08 April 2004 Published in Resolved Cases

Due Process, Prisons/Jails, Indigent Defense - In 2002, officials at the Department of Corrections and the Salt Lake County Metro Jail announced that in an effort to comply with a recent legislative mandate, they would begin collecting DNA samples from all inmates who had pled guilty to or been convicted of a felony charge or a class A burglary offense. Additionally, they hoped to pay for this operation by charging inmates a mandatory $75 processing fee with no exception for those who were unable to pay.
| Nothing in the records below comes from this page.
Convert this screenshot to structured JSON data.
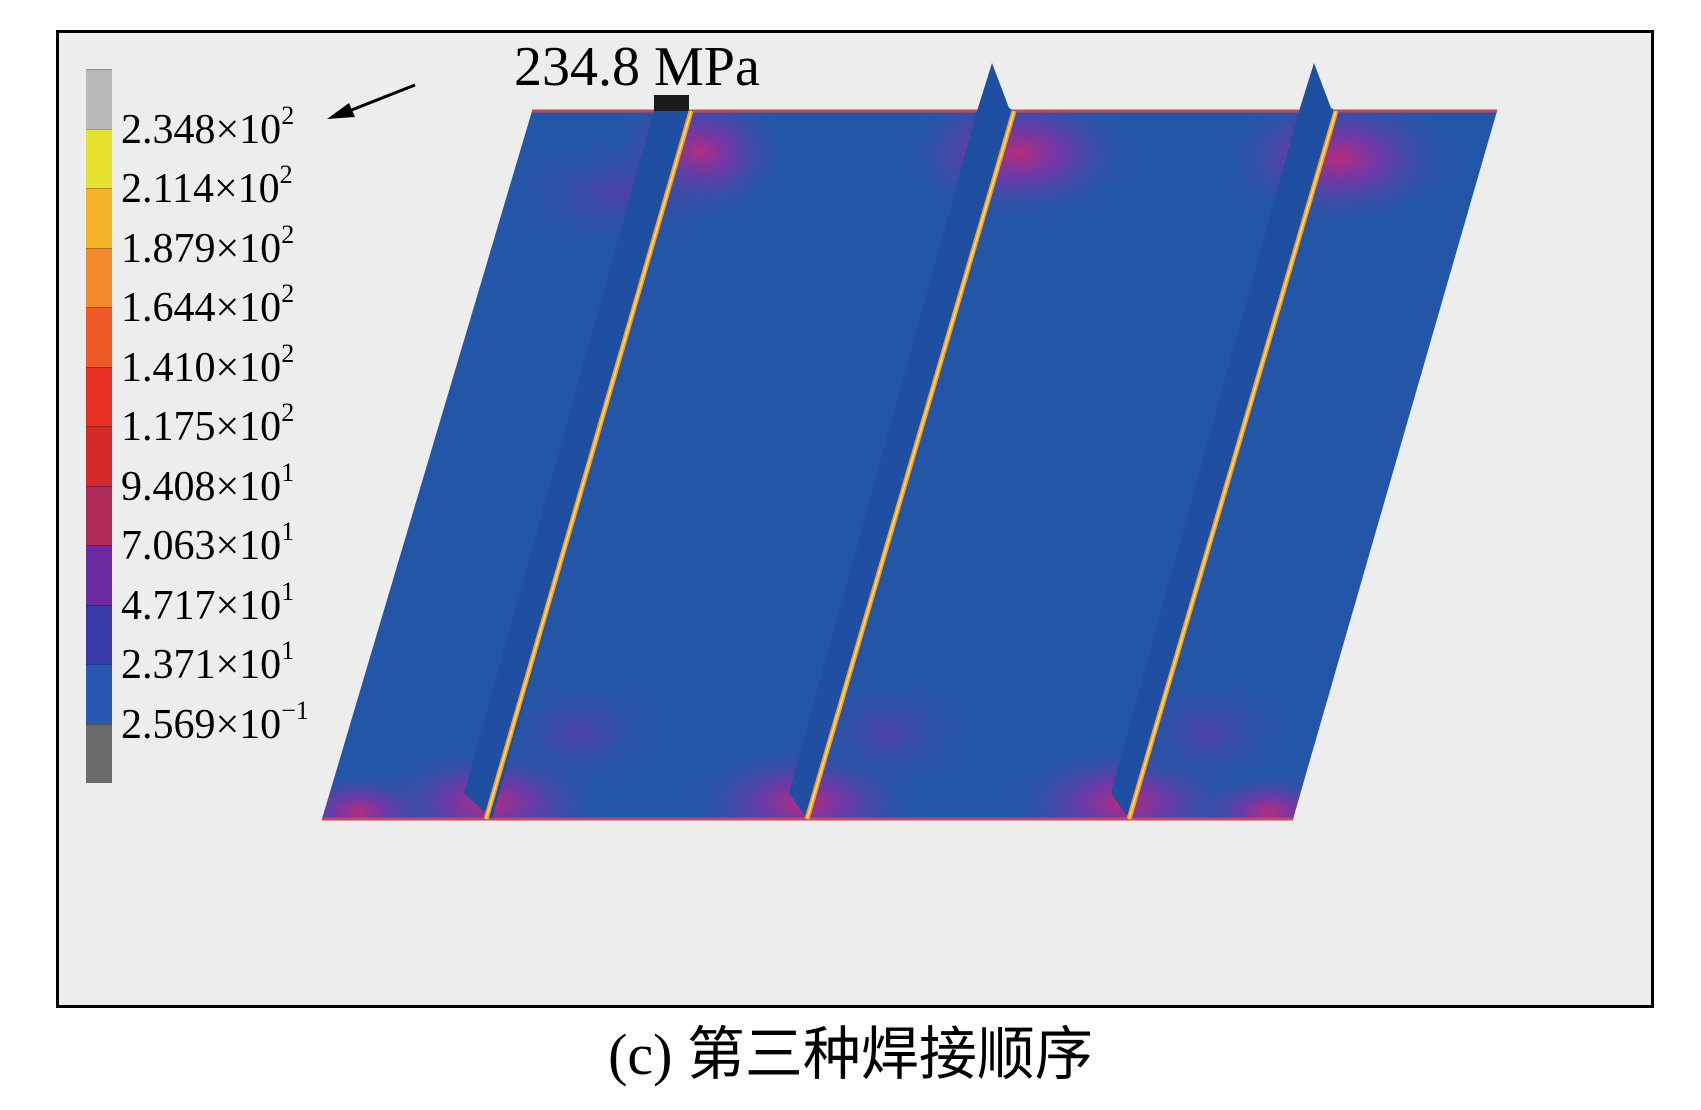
{
  "peak_annotation": "234.8 MPa",
  "legend": {
    "entries": [
      {
        "mantissa": "2.348",
        "exp": "2",
        "color": "#b9b9b9"
      },
      {
        "mantissa": "2.114",
        "exp": "2",
        "color": "#e6e22e"
      },
      {
        "mantissa": "1.879",
        "exp": "2",
        "color": "#f4b42a"
      },
      {
        "mantissa": "1.644",
        "exp": "2",
        "color": "#f08a2a"
      },
      {
        "mantissa": "1.410",
        "exp": "2",
        "color": "#ee5a2a"
      },
      {
        "mantissa": "1.175",
        "exp": "2",
        "color": "#e83024"
      },
      {
        "mantissa": "9.408",
        "exp": "1",
        "color": "#d42a2a"
      },
      {
        "mantissa": "7.063",
        "exp": "1",
        "color": "#b02a5a"
      },
      {
        "mantissa": "4.717",
        "exp": "1",
        "color": "#6a2aa0"
      },
      {
        "mantissa": "2.371",
        "exp": "1",
        "color": "#3a3aa8"
      },
      {
        "mantissa": "2.569",
        "exp": "−1",
        "color": "#2a58b0"
      }
    ],
    "bottom_color": "#6b6b6b"
  },
  "colors": {
    "plate": "#2456a8",
    "plate_dark": "#1d4a96",
    "stiffener_side": "#1e4fa0",
    "stiffener_top": "#2a5fb6",
    "weld_line": "#f0a030",
    "weld_core": "#ffe070",
    "hot_spot": "#b03a8a",
    "hot_spot_warm": "#6a3aa0",
    "frame_bg": "#ededed"
  },
  "caption": "(c) 第三种焊接顺序"
}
In two separate cases filed with cooperating attorney Brian Barnard in 2002, we argued that because neither the Department of Corrections nor the Salt Lake County Metro Jail had enacted rules or procedures to determine whether inmates were indigent, and therefore unable to pay the fee, both departments violated inmates’ due process rights. During their 2004 session, the Utah State Legislature passed HB 93, "DNA Reimbursement Costs," which stated that corrections agencies could charge an across-the-board $75 processing fee for taking DNA samples even if charging that fee would result in a negative balance in an inmate’s account. The bill further stated that if an agency chose to charge this fee, they have met their obligation to determine an inmate’s ability to pay. The legislation effectively rendered our lawsuits moot, and in April 2004, we filed motions to dismiss.